Mariana Carvalho Garcia

Carolina Porta Rodrigues

O ISLÃ

O Islã é a religião muçulmana e significa “submeter-se”, ou seja, remete à ação de obedecer a Allah. Essa religião tem seu início em Maomé, um profeta que recebeu do anjo Gabriel os princípios básicos do Islã e junto com as suas profecias o Alcorão, livro sagrado islâmico, é organizado. Nesse prisma, o islã se fundamenta em 5 pilares: proclamação da fé, oração, caridade compulsória, o jejum do Ramadã e a peregrinação à Meca. Devido aos grandes fluxos de migração, a religião islâmica está se espalhando e ganhando adeptos em todo o mundo, o que leva pesquisas, como as do Pew Research Center, afirmarem que que, até 2070, o islã será a maior religião do mundo (POLITIZE, 2021) .

O Império Árabe tem sua gênese no islamismo. Isso porque até o século VII a região arábica era extremamente fragmentada, com diferentes tribos, reinos e povos autônomos. Nesse contexto, Maomé foi o responsável pela unificação da região peninsular. De acordo com Karen Armstrong, foram as mudanças na vida social da região de Meca, na qual Maomé viveu, que o faz buscar uma ideologia que ajudasse a sua tribo a se adaptar às novas realidades. Assim, Maomé recebeu diversas influências, principalmente do Judaísmo e do Cristianismo e estabeleceu uma nova religião. A proposta de Maomé era que esta religião pudesse superar as divisões tribais e as novas condições de vida e unísse os árabes (COGGIOLA, 2007).

As caravanas eram importantes para entender a idiossincrasia do povo árabe. Ao passo delas, semeia-se “cultura em desenvolvimento”, os árabes não só precisam de um mercado, mas também e ao mesmo tempo de um conhecimento universal para poder comerciar, por isto o povo muçulmano seria “multicultural”, como garantia de sobrevivência comercial, rasgo que desenvolve a sua famosa tolerância, como forma de vida em frente ao “outro”, sua compactuação com a alteridade. É, a dos povos árabes, uma atomização em movimento permanente, em caravanas que vão da China até o sul da África (HURTADO, 2006 apud COGGIOLA, 2007, p. 6).

Maomé, após a sua hégira e a reconquista de Meca, inica uma peregrinação anual, na qual se fez presente e demonstrou todos os rituais que deveriam ser seguidos nas próximas visitas. Em 632, Maomé morre, a Arábia é unificada e assim o império se espande dominando inúmeras sociedades orientais e ocidentais, ampliando seu conhecimento e absorvendo a cultura de outros povos (COGGIOLA, 2007).

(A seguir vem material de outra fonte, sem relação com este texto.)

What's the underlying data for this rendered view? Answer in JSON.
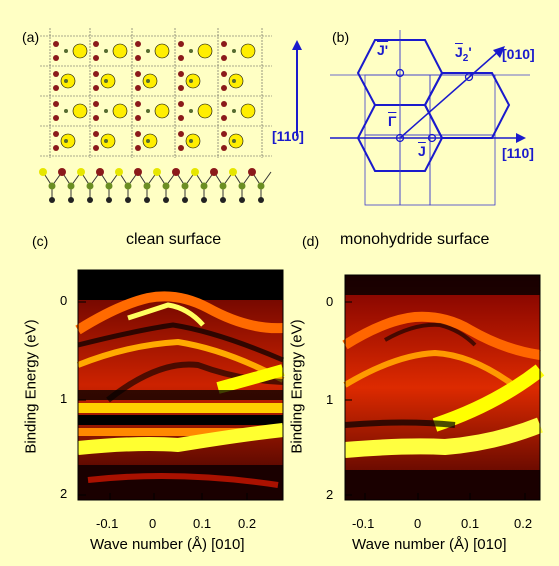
{
  "panels": {
    "a": {
      "label": "(a)",
      "direction_label": "[110]"
    },
    "b": {
      "label": "(b)",
      "labels": {
        "j_prime": "J'",
        "j2_prime": "J",
        "j2_sub": "2",
        "j2_prime_mark": "'",
        "gamma": "Γ",
        "j": "J",
        "dir_010": "[010]",
        "dir_110": "[110]"
      }
    },
    "c": {
      "label": "(c)",
      "title": "clean surface"
    },
    "d": {
      "label": "(d)",
      "title": "monohydride surface"
    }
  },
  "axes": {
    "ylabel": "Binding Energy (eV)",
    "xlabel": "Wave number (Å) [010]",
    "y_ticks": [
      "0",
      "1",
      "2"
    ],
    "x_ticks": [
      "-0.1",
      "0",
      "0.1",
      "0.2"
    ]
  },
  "colors": {
    "background": "#ffffc4",
    "blue": "#1a1acc",
    "map_dark": "#000000",
    "map_mid": "#cc1a00",
    "map_hot": "#ffff00"
  }
}
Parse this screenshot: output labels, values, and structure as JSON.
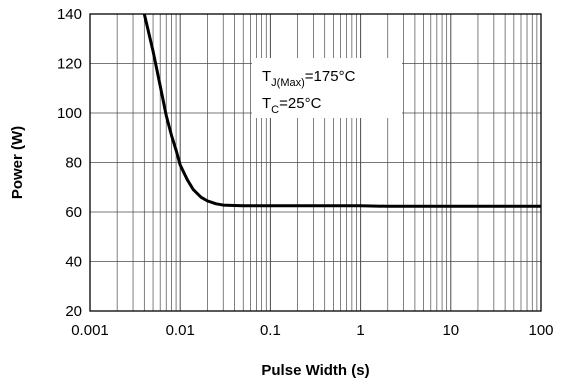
{
  "chart_data": {
    "type": "line",
    "xscale": "log",
    "xlim": [
      0.001,
      100
    ],
    "ylim": [
      20,
      140
    ],
    "xlabel": "Pulse Width (s)",
    "ylabel": "Power (W)",
    "x_tick_labels": [
      "0.001",
      "0.01",
      "0.1",
      "1",
      "10",
      "100"
    ],
    "y_tick_labels": [
      "20",
      "40",
      "60",
      "80",
      "100",
      "120",
      "140"
    ],
    "grid": true,
    "annotation": {
      "line1_main": "T",
      "line1_sub": "J(Max)",
      "line1_rest": "=175°C",
      "line2_main": "T",
      "line2_sub": "C",
      "line2_rest": "=25°C"
    },
    "series": [
      {
        "x": [
          0.004,
          0.005,
          0.006,
          0.007,
          0.008,
          0.009,
          0.01,
          0.012,
          0.014,
          0.017,
          0.02,
          0.025,
          0.03,
          0.04,
          0.05,
          0.07,
          0.1,
          0.2,
          0.5,
          1,
          2,
          5,
          10,
          20,
          50,
          100
        ],
        "y": [
          140,
          125,
          111,
          99,
          91,
          85,
          79,
          73,
          69,
          66,
          64.5,
          63.3,
          62.8,
          62.6,
          62.5,
          62.5,
          62.5,
          62.5,
          62.5,
          62.5,
          62.3,
          62.3,
          62.3,
          62.3,
          62.3,
          62.3
        ]
      }
    ]
  }
}
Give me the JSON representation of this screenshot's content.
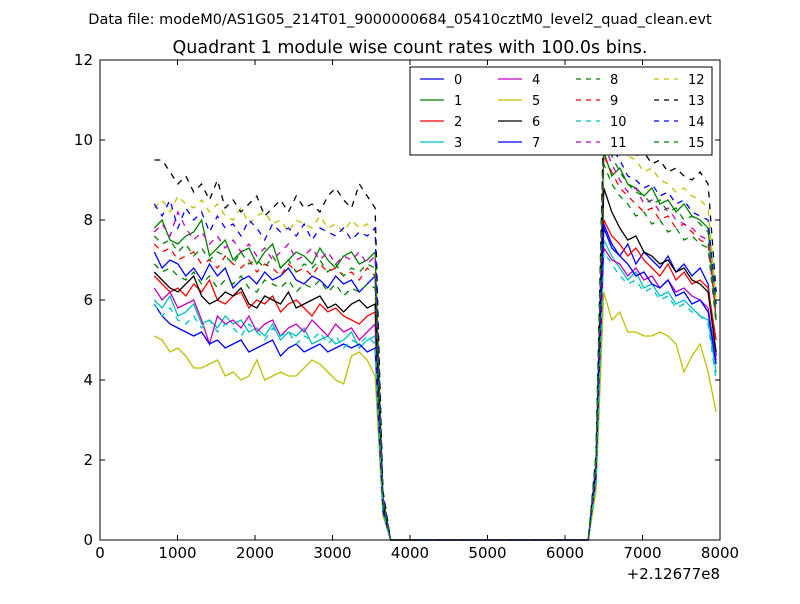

Quando se fala sobre islamismo, a associação mais rápida e estigmatizada é com o extremismo. Devido à uma visão carregada de preconceitos, essa religião é automaticamente ligada a atos terroristas e ao fundamentalismo, práticas que não representam os muçulmanos e nem o alcorão. O islã é um religião com seus costumes, crenças, que pregam suas tradições e que, muitas vezes, se encontra em meio a uma repressão de estigmas e julgamentos ocidentais (MARQUES, 2021). Atualmente, estima-se que há 1,4 bilhões de muçulmanos, em que apenas 20% são nativos de países árabes. Sob esse viés, além do islã como a religião conhecida, hoje podemos falar também do islã político.

O ISLÃ POLÍTICO

A priori, é importante diferenciar o fundamentalismo do islã político. O fundamentalismo é uma tendência que surge em meados do século XIX de pregadores e teólogos seguidores do cristianismo e instituem a prática de interpretar as palavras seguidas ao pé da letra, sendo contra tudo que propusesse mudar ou questionar a “verdade bíblica”. No caso do islã, é um movimento que surgiu no Egito no século XX e busca a criação de um Estado Islâmico (COGGIOLA, 2007).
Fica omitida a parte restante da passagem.